Un día, acudí a mi padre con uno de mis muchos problemas de entonces. Me contestó, como Cristo a sus discípulos, con una parábola: "Hijo, ya no eres una simple y endeble rama; has crecido y te has trasformado en un árbol en cuyo tronco un tierno follaje empieza a florecer. Tienes que darle vida a esas ramas. Debes ser fuerte, para que ni el agua, ni el día, ni los vientos te derriben. Debes crecer, como los de tu especie, hacia arriba. Algún día, vendrá alguién a arrancarte parte de ti, parte de tu follaje. Quizás sentirás tu tronco desnudo, más piensa que esas podas siempre serán benéficas, tal vez necesarias, para darte forma, para fortalecer tu tronco y afirmar tus raíces.
Jamás lamente las adversidades, sigue creciendo, y cuando te sientas más indefenso, cuando el invierno haya sido crudo, recuerda que siempre llegará una primavera que te hará florecer. Trata de ser como el roble, no como un "bonsai".

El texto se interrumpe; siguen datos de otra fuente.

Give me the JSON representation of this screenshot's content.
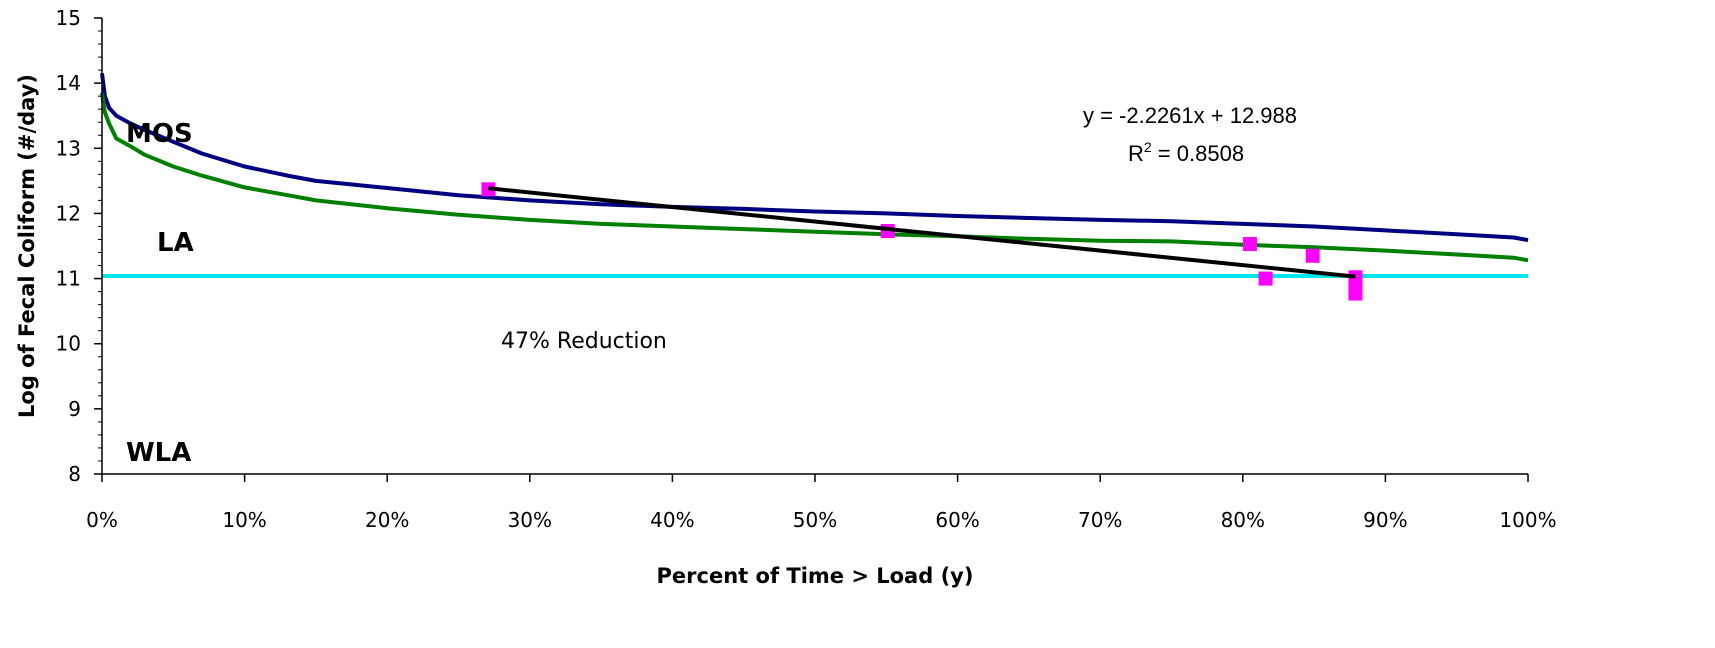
{
  "chart_data": {
    "type": "line",
    "xlabel": "Percent of Time > Load (y)",
    "ylabel": "Log of Fecal Coliform (#/day)",
    "xlim": [
      0,
      1
    ],
    "ylim": [
      8,
      15
    ],
    "x_ticks": [
      0,
      0.1,
      0.2,
      0.3,
      0.4,
      0.5,
      0.6,
      0.7,
      0.8,
      0.9,
      1.0
    ],
    "x_tick_labels": [
      "0%",
      "10%",
      "20%",
      "30%",
      "40%",
      "50%",
      "60%",
      "70%",
      "80%",
      "90%",
      "100%"
    ],
    "y_ticks": [
      8,
      9,
      10,
      11,
      12,
      13,
      14,
      15
    ],
    "y_tick_labels": [
      "8",
      "9",
      "10",
      "11",
      "12",
      "13",
      "14",
      "15"
    ],
    "grid": false,
    "series": [
      {
        "kind": "line",
        "color": "#000080",
        "x": [
          0,
          0.002,
          0.005,
          0.01,
          0.02,
          0.03,
          0.05,
          0.07,
          0.1,
          0.13,
          0.15,
          0.2,
          0.25,
          0.3,
          0.35,
          0.4,
          0.45,
          0.5,
          0.55,
          0.6,
          0.65,
          0.7,
          0.75,
          0.8,
          0.85,
          0.9,
          0.95,
          0.99,
          1.0
        ],
        "y": [
          14.15,
          13.8,
          13.62,
          13.5,
          13.38,
          13.28,
          13.1,
          12.92,
          12.72,
          12.58,
          12.5,
          12.39,
          12.28,
          12.2,
          12.14,
          12.1,
          12.07,
          12.03,
          12.0,
          11.96,
          11.93,
          11.9,
          11.88,
          11.84,
          11.8,
          11.74,
          11.68,
          11.63,
          11.59
        ]
      },
      {
        "kind": "line",
        "color": "#008000",
        "x": [
          0,
          0.002,
          0.005,
          0.01,
          0.02,
          0.03,
          0.05,
          0.07,
          0.1,
          0.13,
          0.15,
          0.2,
          0.25,
          0.3,
          0.35,
          0.4,
          0.45,
          0.5,
          0.55,
          0.6,
          0.65,
          0.7,
          0.75,
          0.8,
          0.85,
          0.9,
          0.95,
          0.99,
          1.0
        ],
        "y": [
          13.85,
          13.55,
          13.38,
          13.15,
          13.03,
          12.9,
          12.72,
          12.58,
          12.4,
          12.28,
          12.2,
          12.08,
          11.98,
          11.9,
          11.84,
          11.8,
          11.76,
          11.72,
          11.68,
          11.65,
          11.61,
          11.58,
          11.57,
          11.52,
          11.48,
          11.43,
          11.37,
          11.32,
          11.28
        ]
      },
      {
        "kind": "hline",
        "color": "#00E5EE",
        "y": 11.04
      },
      {
        "kind": "scatter",
        "color": "#FF00FF",
        "x": [
          0.271,
          0.551,
          0.805,
          0.816,
          0.849,
          0.879,
          0.879,
          0.879
        ],
        "y": [
          12.37,
          11.73,
          11.53,
          11.0,
          11.35,
          11.02,
          10.88,
          10.77
        ]
      },
      {
        "kind": "line",
        "color": "#000000",
        "x": [
          0.271,
          0.879
        ],
        "y": [
          12.385,
          11.03
        ]
      }
    ],
    "region_labels": [
      "MOS",
      "LA",
      "WLA"
    ],
    "annotations": {
      "reduction": "47% Reduction",
      "equation": "y = -2.2261x + 12.988",
      "r2_base": "R",
      "r2_sup": "2",
      "r2_rest": " = 0.8508"
    }
  }
}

Ahora quisiera tener a mi padre conmigo, y darle las gracias por haber nacido, por haber sido, por haber triunfado, por haber fracasado. Si acaso ahora estuviera mi padre conmigo, le agradecería emocionado su preocupación por mí, sus tiernas caricias, escasas, pero que tanto me ayudaron. si tuviera a mi padre conmigo, le agradecería sus sabias riñas, sus muchos consejos y los grandes valores que sembró en mí. Si acaso mi padre estuviera conmigo, podríamos charlar, como antaño ocurrió, de cuando me hablaba de aquello del árbol, que debe ser fuerte y saber resistir, prodigar sus frutos, ofrecer su sombra, cubrir sus heridas, forjar sus firmezas... y siempre resistir. Y seguiré luchando, perdonando, olvidando. Le diría ¡gracias!, pues de él nací.